Yup, that is correct. :smiley:
When you use the tuning_curves function, it uses the rate-equivalent of the ensemble’s neurons to compute the neuron activations, so it should be no different from just using the rate neuron outright. The slight improvement you saw in accuracy could be due to the randomness in generating the ensemble parameters. It is possible that for that specific run, the neuron tuning curves were spread out in just a way to give a slight bump to the accuracy.

For networks where the neuron parameters are randomly generated, we typically collect accuracy data over a set of runs (100+ runs) to get an idea of what the average accuracy is, and what the distribution of the accuracies look like. Alternatively, we set a seed for the network to give us the same accuracy no matter how many times the network is run.

That’s right as well. In Nengo, the inputs to any ensemble is treated as a flattened vector, regardless of what the original shape of the input is. However, since matrix multiplications are composable (you can break them up into series of vector multiplications), multiplying a 2D image with a 2D matrix is identical to multiplying a flattened vector with an equivalent matrix.

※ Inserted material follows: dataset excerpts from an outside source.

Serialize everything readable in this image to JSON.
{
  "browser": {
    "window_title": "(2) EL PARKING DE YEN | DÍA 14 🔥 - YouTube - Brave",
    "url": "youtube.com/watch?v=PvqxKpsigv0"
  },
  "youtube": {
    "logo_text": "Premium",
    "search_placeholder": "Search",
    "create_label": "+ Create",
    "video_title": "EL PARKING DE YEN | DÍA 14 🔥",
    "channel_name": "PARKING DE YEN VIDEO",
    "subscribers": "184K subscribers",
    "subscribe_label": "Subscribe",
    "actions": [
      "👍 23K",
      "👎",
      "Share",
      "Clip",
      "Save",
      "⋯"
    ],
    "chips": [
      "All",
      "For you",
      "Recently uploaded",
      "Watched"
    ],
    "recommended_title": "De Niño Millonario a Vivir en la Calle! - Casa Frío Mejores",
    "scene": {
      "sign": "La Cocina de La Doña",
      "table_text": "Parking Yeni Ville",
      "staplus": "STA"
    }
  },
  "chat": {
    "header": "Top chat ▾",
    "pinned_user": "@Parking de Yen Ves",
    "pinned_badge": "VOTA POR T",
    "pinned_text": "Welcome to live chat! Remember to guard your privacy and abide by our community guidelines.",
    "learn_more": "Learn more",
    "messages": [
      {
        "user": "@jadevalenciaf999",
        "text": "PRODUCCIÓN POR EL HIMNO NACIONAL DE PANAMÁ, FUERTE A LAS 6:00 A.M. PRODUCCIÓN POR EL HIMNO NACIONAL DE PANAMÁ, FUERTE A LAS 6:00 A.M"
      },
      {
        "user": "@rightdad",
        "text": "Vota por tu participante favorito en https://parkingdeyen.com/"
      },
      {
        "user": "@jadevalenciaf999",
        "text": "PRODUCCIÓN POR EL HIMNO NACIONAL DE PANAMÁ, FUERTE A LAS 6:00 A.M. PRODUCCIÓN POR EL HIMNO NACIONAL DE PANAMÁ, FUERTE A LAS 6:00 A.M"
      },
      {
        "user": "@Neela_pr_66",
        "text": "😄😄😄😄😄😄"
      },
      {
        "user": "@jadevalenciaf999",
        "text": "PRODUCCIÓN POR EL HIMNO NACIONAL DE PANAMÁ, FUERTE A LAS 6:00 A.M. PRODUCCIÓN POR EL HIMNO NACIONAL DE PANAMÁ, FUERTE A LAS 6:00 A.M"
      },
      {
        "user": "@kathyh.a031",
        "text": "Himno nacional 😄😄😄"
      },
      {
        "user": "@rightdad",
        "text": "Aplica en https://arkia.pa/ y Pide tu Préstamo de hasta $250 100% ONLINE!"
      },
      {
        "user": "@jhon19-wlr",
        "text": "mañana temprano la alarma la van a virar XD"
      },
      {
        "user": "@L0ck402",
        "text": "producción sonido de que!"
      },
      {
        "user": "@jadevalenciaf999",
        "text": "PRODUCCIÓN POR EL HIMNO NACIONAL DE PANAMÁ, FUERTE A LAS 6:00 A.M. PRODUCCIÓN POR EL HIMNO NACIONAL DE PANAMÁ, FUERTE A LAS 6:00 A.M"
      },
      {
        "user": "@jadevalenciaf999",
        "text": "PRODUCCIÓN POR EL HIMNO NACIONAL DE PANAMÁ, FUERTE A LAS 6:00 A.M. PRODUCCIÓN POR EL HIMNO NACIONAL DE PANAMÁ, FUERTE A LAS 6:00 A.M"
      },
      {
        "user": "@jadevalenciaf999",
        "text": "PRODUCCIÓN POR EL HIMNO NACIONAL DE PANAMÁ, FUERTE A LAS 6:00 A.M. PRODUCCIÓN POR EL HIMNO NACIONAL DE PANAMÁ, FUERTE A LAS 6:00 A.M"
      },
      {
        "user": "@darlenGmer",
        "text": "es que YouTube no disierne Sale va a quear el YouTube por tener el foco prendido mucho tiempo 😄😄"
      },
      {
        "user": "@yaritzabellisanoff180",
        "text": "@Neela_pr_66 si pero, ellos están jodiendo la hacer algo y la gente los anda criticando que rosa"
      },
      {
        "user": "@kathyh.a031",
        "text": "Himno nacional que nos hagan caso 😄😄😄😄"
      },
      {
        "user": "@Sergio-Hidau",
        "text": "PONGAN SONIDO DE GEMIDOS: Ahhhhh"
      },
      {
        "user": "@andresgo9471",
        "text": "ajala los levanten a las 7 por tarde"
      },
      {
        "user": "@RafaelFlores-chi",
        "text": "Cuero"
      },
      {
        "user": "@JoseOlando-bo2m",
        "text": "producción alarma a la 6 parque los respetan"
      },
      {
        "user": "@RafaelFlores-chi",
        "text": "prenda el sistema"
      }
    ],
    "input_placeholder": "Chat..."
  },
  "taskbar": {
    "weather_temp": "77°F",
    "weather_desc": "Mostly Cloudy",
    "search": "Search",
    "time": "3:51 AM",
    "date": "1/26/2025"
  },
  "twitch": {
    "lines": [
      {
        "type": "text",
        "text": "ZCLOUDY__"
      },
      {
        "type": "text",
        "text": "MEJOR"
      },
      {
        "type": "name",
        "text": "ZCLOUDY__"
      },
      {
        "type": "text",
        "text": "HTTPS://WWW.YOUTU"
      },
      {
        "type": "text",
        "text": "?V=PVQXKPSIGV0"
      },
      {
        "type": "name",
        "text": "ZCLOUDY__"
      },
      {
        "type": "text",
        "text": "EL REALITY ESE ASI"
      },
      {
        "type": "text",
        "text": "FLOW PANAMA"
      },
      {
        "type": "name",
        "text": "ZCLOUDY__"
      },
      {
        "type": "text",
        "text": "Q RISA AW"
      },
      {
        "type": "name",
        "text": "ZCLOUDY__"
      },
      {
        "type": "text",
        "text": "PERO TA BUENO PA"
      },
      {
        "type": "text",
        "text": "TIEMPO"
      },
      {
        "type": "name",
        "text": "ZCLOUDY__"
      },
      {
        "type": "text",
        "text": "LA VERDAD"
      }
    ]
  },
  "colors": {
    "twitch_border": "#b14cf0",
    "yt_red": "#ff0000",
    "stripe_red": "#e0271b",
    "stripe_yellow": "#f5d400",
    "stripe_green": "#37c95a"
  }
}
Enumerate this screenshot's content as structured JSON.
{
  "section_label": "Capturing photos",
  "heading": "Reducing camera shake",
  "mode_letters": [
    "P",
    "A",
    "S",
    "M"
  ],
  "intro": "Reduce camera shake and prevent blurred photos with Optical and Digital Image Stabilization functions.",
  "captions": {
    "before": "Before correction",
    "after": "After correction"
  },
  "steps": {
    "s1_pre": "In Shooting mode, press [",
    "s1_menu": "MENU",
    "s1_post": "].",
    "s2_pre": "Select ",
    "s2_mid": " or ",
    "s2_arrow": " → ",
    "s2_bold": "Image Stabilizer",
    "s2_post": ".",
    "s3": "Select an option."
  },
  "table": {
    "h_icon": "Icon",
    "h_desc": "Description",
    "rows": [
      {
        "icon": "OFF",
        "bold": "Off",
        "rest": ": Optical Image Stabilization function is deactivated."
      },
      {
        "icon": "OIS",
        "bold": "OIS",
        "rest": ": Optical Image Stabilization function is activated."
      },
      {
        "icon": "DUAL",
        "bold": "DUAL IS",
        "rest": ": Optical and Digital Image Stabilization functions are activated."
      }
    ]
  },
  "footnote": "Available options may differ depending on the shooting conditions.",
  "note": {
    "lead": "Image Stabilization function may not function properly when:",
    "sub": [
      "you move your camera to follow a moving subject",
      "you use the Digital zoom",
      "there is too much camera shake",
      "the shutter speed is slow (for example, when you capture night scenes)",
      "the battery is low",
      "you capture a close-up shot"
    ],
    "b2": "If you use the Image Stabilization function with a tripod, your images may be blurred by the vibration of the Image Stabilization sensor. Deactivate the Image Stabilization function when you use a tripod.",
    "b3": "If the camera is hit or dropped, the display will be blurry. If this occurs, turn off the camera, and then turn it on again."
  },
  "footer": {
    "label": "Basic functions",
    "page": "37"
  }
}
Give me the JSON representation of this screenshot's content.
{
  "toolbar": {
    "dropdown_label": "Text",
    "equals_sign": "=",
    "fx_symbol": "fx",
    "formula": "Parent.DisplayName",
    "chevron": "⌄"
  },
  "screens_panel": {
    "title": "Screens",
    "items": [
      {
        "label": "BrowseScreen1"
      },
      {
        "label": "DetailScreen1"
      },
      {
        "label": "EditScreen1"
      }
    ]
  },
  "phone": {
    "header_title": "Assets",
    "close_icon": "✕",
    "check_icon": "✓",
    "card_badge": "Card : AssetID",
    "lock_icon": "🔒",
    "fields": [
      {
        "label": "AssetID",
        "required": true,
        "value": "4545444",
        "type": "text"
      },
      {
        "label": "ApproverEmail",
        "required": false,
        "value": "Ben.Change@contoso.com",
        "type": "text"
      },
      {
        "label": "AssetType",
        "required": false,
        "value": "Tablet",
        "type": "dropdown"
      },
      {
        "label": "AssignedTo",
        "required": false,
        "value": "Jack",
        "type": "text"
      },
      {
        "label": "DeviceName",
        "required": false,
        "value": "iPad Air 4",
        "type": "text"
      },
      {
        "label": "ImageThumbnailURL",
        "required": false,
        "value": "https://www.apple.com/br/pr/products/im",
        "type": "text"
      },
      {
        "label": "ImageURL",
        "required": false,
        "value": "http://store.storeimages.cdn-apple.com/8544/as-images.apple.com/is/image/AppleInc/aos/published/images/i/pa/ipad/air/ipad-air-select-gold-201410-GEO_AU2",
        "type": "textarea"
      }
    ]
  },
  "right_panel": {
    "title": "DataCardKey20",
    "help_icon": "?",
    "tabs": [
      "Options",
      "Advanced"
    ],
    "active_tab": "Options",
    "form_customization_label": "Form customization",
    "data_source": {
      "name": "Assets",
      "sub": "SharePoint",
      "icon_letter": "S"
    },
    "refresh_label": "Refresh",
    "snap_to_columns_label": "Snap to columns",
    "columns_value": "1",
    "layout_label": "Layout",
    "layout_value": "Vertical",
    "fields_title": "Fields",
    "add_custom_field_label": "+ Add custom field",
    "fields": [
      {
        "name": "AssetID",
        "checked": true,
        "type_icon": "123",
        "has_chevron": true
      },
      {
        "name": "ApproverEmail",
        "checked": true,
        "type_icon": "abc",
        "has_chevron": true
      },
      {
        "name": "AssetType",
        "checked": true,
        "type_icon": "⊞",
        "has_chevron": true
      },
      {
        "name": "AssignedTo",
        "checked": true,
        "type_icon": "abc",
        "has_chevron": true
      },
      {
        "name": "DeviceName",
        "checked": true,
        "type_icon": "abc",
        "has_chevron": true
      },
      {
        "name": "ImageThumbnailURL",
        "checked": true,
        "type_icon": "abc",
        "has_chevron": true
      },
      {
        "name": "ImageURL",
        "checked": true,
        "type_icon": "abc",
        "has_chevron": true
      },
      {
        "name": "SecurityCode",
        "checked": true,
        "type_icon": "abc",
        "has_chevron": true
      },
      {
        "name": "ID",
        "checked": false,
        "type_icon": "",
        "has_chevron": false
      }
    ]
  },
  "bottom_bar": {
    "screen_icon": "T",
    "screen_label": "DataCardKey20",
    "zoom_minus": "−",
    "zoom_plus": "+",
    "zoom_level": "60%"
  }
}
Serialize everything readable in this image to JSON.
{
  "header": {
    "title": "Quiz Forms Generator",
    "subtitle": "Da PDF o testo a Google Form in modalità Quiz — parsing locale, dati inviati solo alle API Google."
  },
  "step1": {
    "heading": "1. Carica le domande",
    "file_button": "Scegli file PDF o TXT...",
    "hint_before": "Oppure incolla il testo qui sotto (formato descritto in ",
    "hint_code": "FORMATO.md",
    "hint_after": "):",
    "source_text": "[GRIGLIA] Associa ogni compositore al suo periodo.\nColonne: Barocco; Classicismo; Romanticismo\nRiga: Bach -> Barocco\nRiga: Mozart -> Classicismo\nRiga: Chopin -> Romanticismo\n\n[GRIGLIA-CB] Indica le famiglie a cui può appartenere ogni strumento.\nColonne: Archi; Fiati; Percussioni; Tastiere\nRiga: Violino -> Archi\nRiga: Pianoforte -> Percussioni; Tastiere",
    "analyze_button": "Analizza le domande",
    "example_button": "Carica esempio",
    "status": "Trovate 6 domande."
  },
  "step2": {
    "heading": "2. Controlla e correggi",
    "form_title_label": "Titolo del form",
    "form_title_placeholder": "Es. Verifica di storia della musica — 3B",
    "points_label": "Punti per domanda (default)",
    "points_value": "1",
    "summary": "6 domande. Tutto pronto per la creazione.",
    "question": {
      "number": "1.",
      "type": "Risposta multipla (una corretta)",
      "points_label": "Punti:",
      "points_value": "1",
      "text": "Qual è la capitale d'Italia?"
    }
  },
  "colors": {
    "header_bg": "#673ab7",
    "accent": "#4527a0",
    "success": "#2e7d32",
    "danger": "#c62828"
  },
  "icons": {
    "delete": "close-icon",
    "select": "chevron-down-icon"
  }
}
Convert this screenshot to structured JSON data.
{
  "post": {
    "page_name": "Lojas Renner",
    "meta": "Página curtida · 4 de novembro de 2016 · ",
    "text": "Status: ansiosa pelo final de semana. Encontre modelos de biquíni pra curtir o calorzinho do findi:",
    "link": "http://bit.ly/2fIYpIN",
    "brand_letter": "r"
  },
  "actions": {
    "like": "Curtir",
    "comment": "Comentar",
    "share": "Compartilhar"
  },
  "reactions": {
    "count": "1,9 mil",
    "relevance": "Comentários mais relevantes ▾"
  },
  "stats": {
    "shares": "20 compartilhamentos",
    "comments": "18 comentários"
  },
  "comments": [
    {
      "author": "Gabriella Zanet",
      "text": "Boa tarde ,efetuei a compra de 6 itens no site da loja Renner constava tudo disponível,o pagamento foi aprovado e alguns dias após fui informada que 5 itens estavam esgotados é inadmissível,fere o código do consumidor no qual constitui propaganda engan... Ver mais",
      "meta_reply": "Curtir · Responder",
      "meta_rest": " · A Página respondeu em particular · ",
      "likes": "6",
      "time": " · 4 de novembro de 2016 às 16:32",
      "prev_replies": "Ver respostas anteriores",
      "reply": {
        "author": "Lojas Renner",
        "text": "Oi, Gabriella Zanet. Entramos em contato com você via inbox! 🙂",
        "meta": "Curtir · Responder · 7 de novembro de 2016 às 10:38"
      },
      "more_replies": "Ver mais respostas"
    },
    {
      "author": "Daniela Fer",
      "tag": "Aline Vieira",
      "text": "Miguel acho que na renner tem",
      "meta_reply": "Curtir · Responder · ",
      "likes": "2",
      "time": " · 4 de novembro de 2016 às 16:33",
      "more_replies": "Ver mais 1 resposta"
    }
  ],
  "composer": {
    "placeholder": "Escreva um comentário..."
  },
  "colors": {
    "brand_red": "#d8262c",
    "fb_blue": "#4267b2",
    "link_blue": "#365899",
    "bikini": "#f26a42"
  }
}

This is what the 2D convolution connection does, it allows you to treat the input as a 2D matrix but internally, it will construct the equivalent matrix to be used on a flattened input.

@xchoo, thank you so much for your explanations. I really gained a better understanding on what is happening theoretically with the examples. I will take some time to digest everything now, but if I have any other questions, I will either post here again or start another topic.

1 Like

Hi @xchoo, I did some work on MNIST learning using PES rule as also described in this thread. I am just like to ask your opinion on if what I am witnessing is the effects of catastrophic interference/forgetting?

I also made the example into a notebook for documentation of the experiment
catastrophic-forgetting.ipynb (20.5 KB)
It seems like the moment I inhibit the error neurons, the network stop learning and only predicts everything as the last seen sample’s labels.

Looking at your notebook, I’d say yes. What you are observing is catastrophic forgetting. I think the issue stems from either the learning rate of the PES rule and / or the length of time you present the stimulus for. The higher the learning rate, or the longer you present the stimulus / output pair, the more it “overwrites” what is has learned before.

If you look at this forum thread I posted some code which uses the PES learning rule to learn a linear matrix transformation. In that code, I’m presenting the input / output pair for only 0.2s, whereas in your code, you are doing it for 1s.

Another thing you might want to experiment with is the number of neurons in the pre ensemble. I use a rule-of-thumb of at least 50 \times D (where D is the input dimension) neurons. In the code I used for the matrix transformation, I used 50 \times D^{1.5} (for better performance).

Hi @xchoo, thanks for your insights and sorry for the delayed response. I haven’t had the time to test out what you have suggested, but I will try it out soon and post some results here.